Коваленко приехал на мамину квартиру. Мы прошли в дальнюю комнату, где можно было спокойно разговаривать о служебных делах.
— Ну, давайте, выкладывайте ваши хорошие новости, — не терпелось мне.
Он многообещающе улыбнулся:
— Я приехал поздравить вас и передать поздравления товарищей. Приказом министра от третьего сентября вы зачислены в штат сотрудников МГБ на должность старшего оперуполномоченного. Одновременно подано ходатайство о присвоении вам офицерского звания. Мы запросили капитана. В крайнем случае дадут старшего лейтенанта. Это уж — обязательно. Тогда через три года вы, автоматически, — капитан.
Коваленко рассказывал с увлечением. На его круглом, немного детском лице было написано искреннее восхищение всем случившимся.
— Понимаете, Николай. Самым трудным было заставить отдел кадров признать вам стаж работы с 1941 года. Обычно агентурная работа трудовым стажем не считается. Но генерал добился. Видите, он сдержал свое обещание. Ровно месяц ведь прошел. Теперь вы кадровый сотрудник, и за будущее беспокоиться вам нечего. И с учебой все, конечно, по-прежнему. Ну — поздравляю!
Коваленко встал с дивана и торжественно протянул мне руку.

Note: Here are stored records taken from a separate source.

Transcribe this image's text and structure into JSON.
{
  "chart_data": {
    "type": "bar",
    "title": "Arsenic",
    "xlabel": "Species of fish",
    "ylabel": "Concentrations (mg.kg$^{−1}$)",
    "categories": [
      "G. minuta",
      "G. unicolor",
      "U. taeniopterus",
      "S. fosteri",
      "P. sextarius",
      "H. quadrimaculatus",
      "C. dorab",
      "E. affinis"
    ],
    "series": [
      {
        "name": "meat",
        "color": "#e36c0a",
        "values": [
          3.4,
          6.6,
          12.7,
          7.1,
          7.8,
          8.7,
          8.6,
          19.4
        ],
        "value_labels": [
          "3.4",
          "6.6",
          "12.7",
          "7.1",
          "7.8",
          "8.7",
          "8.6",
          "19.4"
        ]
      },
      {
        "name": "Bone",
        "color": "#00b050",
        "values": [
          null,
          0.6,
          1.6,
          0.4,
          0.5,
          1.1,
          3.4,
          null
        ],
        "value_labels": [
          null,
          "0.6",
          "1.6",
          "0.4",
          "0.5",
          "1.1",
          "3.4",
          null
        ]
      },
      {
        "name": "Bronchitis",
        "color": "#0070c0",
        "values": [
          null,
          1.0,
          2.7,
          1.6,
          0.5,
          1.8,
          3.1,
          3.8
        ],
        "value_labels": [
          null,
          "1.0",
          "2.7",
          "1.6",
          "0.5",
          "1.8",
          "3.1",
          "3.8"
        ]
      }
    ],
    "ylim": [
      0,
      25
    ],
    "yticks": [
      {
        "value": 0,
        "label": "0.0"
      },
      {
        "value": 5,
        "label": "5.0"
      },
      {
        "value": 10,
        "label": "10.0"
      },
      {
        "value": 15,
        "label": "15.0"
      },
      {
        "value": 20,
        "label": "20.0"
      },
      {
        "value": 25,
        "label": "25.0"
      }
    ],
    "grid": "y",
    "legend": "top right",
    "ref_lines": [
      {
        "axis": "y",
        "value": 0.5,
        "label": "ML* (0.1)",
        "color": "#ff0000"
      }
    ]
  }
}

Я сидел неподвижно. В голове моей мелькали обрывки фраз. Судоплатова: — «Дайте мне месяц, я помогу вам»… Яны: — «Откуда ты знаешь какую ловушку они тебе готовят… зачем тебе их деньги? Уходить надо сейчас и немедленно…» Мои собственные опасения: — «Не может Судоплатов ставить мои человеческие интересы выше интересов государства?»
Краем глаза я увидел, как рука Коваленко опустилась, и почувствовал, что надо, наверное, сказать что-нибудь.